I was facilitating a peer conference roundtable recently when a young man began to speak. He was obviously nervous: his voice a monotone, when it wasn’t quavering. I was peripherally aware that some people didn’t seem to be listening. He paused for a moment and his eyes swept around the circle, searching for a sign that anyone cared about what he had to say. He found me.

I was leaning forward, looking directly at him, giving him my full attention. Our eyes locked and I nodded slightly. He took a breath and continued. His voice became stronger. I saw people turn back to him and he finished well.

I had just given the gift of listening, and this young man had been nourished by it.

Active listening

When I am facilitating it’s my responsibility to actively listen to what is going on, focussing my full attention on what others say and do.

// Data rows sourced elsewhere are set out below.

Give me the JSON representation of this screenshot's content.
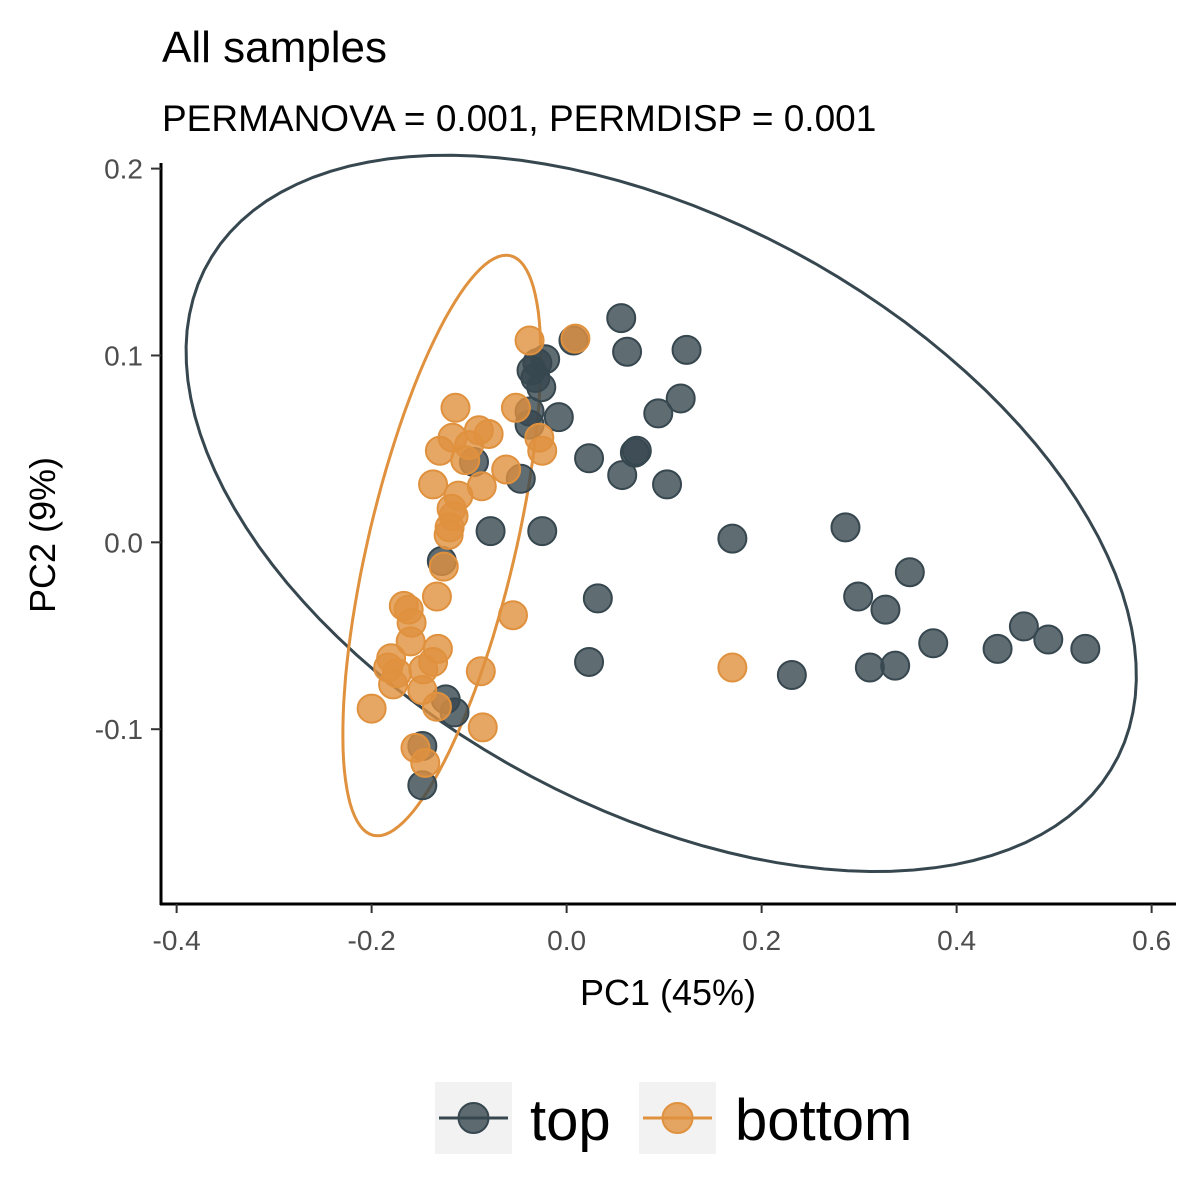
{
  "chart_data": {
    "type": "scatter",
    "title": "All samples",
    "subtitle": "PERMANOVA = 0.001, PERMDISP = 0.001",
    "xlabel": "PC1 (45%)",
    "ylabel": "PC2 (9%)",
    "xlim": [
      -0.415,
      0.625
    ],
    "ylim": [
      -0.193,
      0.203
    ],
    "x_ticks": [
      {
        "value": -0.4,
        "label": "-0.4"
      },
      {
        "value": -0.2,
        "label": "-0.2"
      },
      {
        "value": 0.0,
        "label": "0.0"
      },
      {
        "value": 0.2,
        "label": "0.2"
      },
      {
        "value": 0.4,
        "label": "0.4"
      },
      {
        "value": 0.6,
        "label": "0.6"
      }
    ],
    "y_ticks": [
      {
        "value": 0.2,
        "label": "0.2"
      },
      {
        "value": 0.1,
        "label": "0.1"
      },
      {
        "value": 0.0,
        "label": "0.0"
      },
      {
        "value": -0.1,
        "label": "-0.1"
      }
    ],
    "grid": false,
    "legend_position": "bottom",
    "series": [
      {
        "name": "top",
        "color": "#37474F",
        "points": [
          [
            0.056,
            0.12
          ],
          [
            0.062,
            0.102
          ],
          [
            0.123,
            0.103
          ],
          [
            0.007,
            0.108
          ],
          [
            -0.022,
            0.098
          ],
          [
            -0.03,
            0.096
          ],
          [
            -0.036,
            0.092
          ],
          [
            -0.032,
            0.088
          ],
          [
            -0.026,
            0.083
          ],
          [
            0.117,
            0.077
          ],
          [
            0.094,
            0.069
          ],
          [
            -0.008,
            0.067
          ],
          [
            -0.038,
            0.07
          ],
          [
            -0.038,
            0.063
          ],
          [
            0.072,
            0.049
          ],
          [
            0.07,
            0.048
          ],
          [
            0.023,
            0.045
          ],
          [
            -0.095,
            0.043
          ],
          [
            0.057,
            0.036
          ],
          [
            -0.047,
            0.034
          ],
          [
            0.103,
            0.031
          ],
          [
            -0.078,
            0.006
          ],
          [
            -0.025,
            0.006
          ],
          [
            0.17,
            0.002
          ],
          [
            0.286,
            0.008
          ],
          [
            -0.128,
            -0.01
          ],
          [
            0.352,
            -0.016
          ],
          [
            0.299,
            -0.029
          ],
          [
            0.032,
            -0.03
          ],
          [
            0.327,
            -0.036
          ],
          [
            0.376,
            -0.054
          ],
          [
            0.469,
            -0.045
          ],
          [
            0.494,
            -0.052
          ],
          [
            0.532,
            -0.057
          ],
          [
            0.442,
            -0.057
          ],
          [
            0.023,
            -0.064
          ],
          [
            0.311,
            -0.067
          ],
          [
            0.337,
            -0.066
          ],
          [
            0.231,
            -0.071
          ],
          [
            -0.124,
            -0.084
          ],
          [
            -0.115,
            -0.091
          ],
          [
            -0.148,
            -0.109
          ],
          [
            -0.148,
            -0.13
          ]
        ],
        "ellipse": {
          "cx": 0.097,
          "cy": 0.0155,
          "a": 0.496,
          "b": 0.168,
          "angle_deg": -11.4
        }
      },
      {
        "name": "bottom",
        "color": "#E0913E",
        "points": [
          [
            0.009,
            0.109
          ],
          [
            -0.038,
            0.108
          ],
          [
            -0.114,
            0.072
          ],
          [
            -0.052,
            0.072
          ],
          [
            -0.08,
            0.058
          ],
          [
            -0.09,
            0.06
          ],
          [
            -0.117,
            0.056
          ],
          [
            -0.028,
            0.056
          ],
          [
            -0.1,
            0.052
          ],
          [
            -0.13,
            0.049
          ],
          [
            -0.025,
            0.049
          ],
          [
            -0.104,
            0.044
          ],
          [
            -0.062,
            0.039
          ],
          [
            -0.087,
            0.03
          ],
          [
            -0.137,
            0.031
          ],
          [
            -0.111,
            0.025
          ],
          [
            -0.118,
            0.018
          ],
          [
            -0.116,
            0.014
          ],
          [
            -0.12,
            0.008
          ],
          [
            -0.121,
            0.004
          ],
          [
            -0.126,
            -0.013
          ],
          [
            -0.133,
            -0.029
          ],
          [
            -0.167,
            -0.034
          ],
          [
            -0.162,
            -0.036
          ],
          [
            -0.159,
            -0.043
          ],
          [
            -0.055,
            -0.039
          ],
          [
            -0.16,
            -0.053
          ],
          [
            -0.132,
            -0.057
          ],
          [
            -0.18,
            -0.062
          ],
          [
            -0.137,
            -0.064
          ],
          [
            -0.147,
            -0.068
          ],
          [
            -0.183,
            -0.067
          ],
          [
            -0.088,
            -0.069
          ],
          [
            -0.174,
            -0.07
          ],
          [
            -0.178,
            -0.076
          ],
          [
            -0.148,
            -0.079
          ],
          [
            0.17,
            -0.067
          ],
          [
            -0.2,
            -0.089
          ],
          [
            -0.133,
            -0.088
          ],
          [
            -0.086,
            -0.099
          ],
          [
            -0.155,
            -0.11
          ],
          [
            -0.145,
            -0.118
          ]
        ],
        "ellipse": {
          "cx": -0.128,
          "cy": -0.0017,
          "a": 0.172,
          "b": 0.0697,
          "angle_deg": 62.0
        }
      }
    ]
  }
}
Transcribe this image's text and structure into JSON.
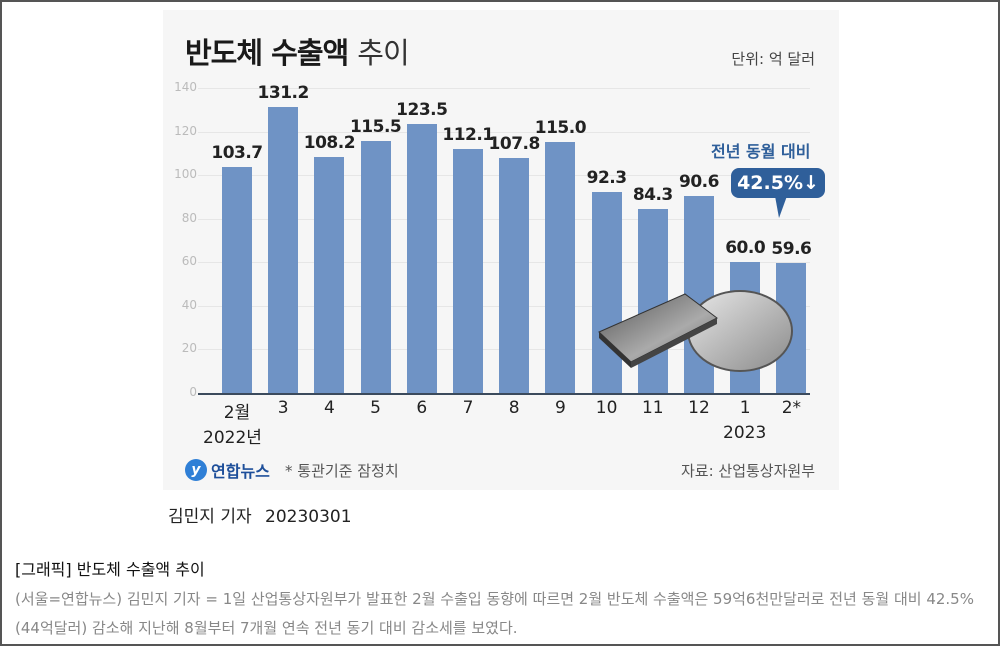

When I’m successful, those who are present know that there is at least one other person who is listening to them and who takes seriously what they have to say.

Listening like this is hard work. To conscientiously listen to participants for over two hours at a large roundtable is extremely challenging for me. But it’s very important. People need to be heard, and if they believe they will not be heard, why should they bother to speak? By offering good listening at the start of a peer conference, I model and encourage a conference environment where openness twinned with receptiveness becomes a safe option for participants.

There’s a wider benefit from the cultivation of this skill. Practicing listening when required by my role has helped me to be a better listener during all the times when I’m not facilitating—when I’m a participant, or with my family, or as a customer. You, too, may find that developing your ability to fully listen pays rich dividends.